42. Konfrontasi

46 7 11
                                    

"Apa Ibuk bilang? Gati salah denger, kan?" tekan Gati, memastikan yang baru saja didengar.

"Ibuk sudah nemuin calon buat kamu. Kamu kan sebulan lagi 20 tahun, tahun depan sudah ideal untuk menikah, apalagi perempuan. Jadi setahun ini bisa kamu gunakan untuk kenalan secara intensif sama dia, saling membangun kecocokan."

Tangan Gati yang berada di sisi piring mengepal kuat, rahangnya mengetat. Ibunya selalu punya gebrakan untuk membuatnya naik darah.
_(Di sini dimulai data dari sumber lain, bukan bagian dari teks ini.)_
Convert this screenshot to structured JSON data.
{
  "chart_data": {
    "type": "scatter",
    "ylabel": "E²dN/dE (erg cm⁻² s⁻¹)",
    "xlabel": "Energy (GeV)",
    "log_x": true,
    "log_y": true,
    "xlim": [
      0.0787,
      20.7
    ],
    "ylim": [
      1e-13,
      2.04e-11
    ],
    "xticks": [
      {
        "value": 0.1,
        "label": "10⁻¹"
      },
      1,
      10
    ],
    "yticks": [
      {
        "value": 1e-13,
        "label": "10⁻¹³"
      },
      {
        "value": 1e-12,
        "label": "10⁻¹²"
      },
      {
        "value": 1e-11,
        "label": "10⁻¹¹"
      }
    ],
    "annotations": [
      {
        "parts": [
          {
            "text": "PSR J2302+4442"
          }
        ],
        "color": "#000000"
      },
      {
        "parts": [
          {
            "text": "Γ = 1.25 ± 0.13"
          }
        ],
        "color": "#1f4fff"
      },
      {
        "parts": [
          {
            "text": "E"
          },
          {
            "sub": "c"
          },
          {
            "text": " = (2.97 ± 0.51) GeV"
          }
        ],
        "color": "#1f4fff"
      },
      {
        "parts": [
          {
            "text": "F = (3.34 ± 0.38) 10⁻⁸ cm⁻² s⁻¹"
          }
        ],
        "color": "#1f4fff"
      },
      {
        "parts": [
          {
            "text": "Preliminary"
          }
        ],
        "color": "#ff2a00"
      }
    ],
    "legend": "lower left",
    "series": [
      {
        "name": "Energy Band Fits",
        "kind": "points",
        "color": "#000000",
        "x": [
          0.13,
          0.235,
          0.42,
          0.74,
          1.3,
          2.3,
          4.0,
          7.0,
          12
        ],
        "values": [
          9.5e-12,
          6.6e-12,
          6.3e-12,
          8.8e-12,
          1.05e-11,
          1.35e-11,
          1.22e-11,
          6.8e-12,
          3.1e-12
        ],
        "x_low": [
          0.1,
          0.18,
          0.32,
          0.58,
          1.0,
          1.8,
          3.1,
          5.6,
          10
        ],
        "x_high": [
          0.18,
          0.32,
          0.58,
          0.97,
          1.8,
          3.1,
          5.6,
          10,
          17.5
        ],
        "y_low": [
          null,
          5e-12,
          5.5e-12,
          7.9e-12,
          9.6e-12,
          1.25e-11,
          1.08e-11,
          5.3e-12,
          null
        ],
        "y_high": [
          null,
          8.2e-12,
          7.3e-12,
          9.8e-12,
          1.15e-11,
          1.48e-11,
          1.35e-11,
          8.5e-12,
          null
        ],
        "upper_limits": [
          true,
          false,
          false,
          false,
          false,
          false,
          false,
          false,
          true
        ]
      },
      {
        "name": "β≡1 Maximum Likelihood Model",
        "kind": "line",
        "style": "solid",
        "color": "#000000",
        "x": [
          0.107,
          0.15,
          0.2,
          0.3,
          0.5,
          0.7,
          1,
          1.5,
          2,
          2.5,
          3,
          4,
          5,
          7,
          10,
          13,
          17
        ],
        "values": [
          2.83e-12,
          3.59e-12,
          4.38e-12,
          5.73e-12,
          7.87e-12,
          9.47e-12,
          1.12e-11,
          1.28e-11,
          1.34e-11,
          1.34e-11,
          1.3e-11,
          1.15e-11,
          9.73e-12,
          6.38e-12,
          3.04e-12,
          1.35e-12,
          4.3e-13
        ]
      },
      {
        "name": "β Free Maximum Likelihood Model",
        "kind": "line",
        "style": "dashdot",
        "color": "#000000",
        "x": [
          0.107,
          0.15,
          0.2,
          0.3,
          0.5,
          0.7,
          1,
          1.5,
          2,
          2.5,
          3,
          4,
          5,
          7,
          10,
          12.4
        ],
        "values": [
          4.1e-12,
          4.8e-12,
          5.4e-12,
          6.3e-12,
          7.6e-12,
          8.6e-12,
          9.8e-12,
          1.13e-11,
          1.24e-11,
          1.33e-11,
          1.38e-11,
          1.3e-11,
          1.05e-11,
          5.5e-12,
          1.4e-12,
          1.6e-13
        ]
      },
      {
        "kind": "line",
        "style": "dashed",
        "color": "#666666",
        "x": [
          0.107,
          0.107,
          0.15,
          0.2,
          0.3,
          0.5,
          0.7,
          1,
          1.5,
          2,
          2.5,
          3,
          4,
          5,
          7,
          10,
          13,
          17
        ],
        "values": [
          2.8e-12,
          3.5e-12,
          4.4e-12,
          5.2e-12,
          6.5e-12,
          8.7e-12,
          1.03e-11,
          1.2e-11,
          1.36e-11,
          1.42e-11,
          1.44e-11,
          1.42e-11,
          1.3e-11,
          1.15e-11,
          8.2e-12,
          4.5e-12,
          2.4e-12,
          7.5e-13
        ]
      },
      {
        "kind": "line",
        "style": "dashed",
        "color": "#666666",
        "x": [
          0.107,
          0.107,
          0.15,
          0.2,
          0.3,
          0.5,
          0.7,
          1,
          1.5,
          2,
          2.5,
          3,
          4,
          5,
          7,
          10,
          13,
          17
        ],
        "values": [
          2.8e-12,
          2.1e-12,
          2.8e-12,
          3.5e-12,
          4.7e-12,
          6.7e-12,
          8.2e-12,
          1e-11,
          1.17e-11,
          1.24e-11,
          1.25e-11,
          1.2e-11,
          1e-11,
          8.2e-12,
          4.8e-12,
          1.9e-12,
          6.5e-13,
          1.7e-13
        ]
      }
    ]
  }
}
Napas perempuan itu mulai memburu.

"Dan kamu ndak bisa menolak yang satu ini. Oke, untuk masalah yang kemarin-kemarin Ibuk ngalah, kamu bebas melakukan apa yang kamu mau. Toh dengan menikah nanti kamu bisa bebas dari semua aturan Ibuk, tho?" tutur Rukmi tanpa rasa bersalah sedikit pun.

Sebenarnya, tadi pagi ia dihubungi salah satu teman yang mengusulkan ide untuk menjodohkaan anak satu sama lain. Tentu Rukmi langsung mengiyakan tanpa pikir panjang, ia bahkan baru mengungkapkan niatnya pada sang suami siang tadi dan tak ada komentar. 

Wira bukannya langsung menyetujui sang istri begitu saja, ia pikir, keputusan Gati nantinya yang juga akan menjadi keputusannya. Jadi, tak ada artinya menyetujui Rukmi atau tidak, semua kembali kepada Gati. Siapa sangka dengan ultimatum semacam ini?

"Ibuk nggak ada perintah yang lebih aneh dari ini?" Sengaja gadis itu menekankan kata 'perintah'. Ia lantas mendengus, "Gati masih muda, Buk!"

Hanasta dan Langgeng saling pandang, keduanya bak melihat diri sendiri tujuh tahun lalu. Namun, mereka tak punya kuasa untuk ikut campur kali ini. Gale sudah memejamkan mata rapat-rapat, siap menerima kemungkinan Gati akan mengamuk untuk kesekian kali. 

Janggan? Tak usah ditanya, pemuda itu sedang sibuk mengatur suasana hati yang baru saja dibuat terjun bebas, meskipun wajahnya kentara amat memelas.

"Menikah bukan hal aneh, Gati. Apalagi kamu perempuan, jangan menunda menikah jika memang sudah ada calonnya. Takut hal-hal buruk terjadi, paling buruk, kalau kamu menolak, takutnya ke depan malah akan susah mendapat jodoh."

Gati sungguh tak habis pikir dengan sang ibu. Ia benar-benar lelah menghadapi wanita itu. Membaik apanya? Yang ada hubungan mereka semakin merenggang setelah ini.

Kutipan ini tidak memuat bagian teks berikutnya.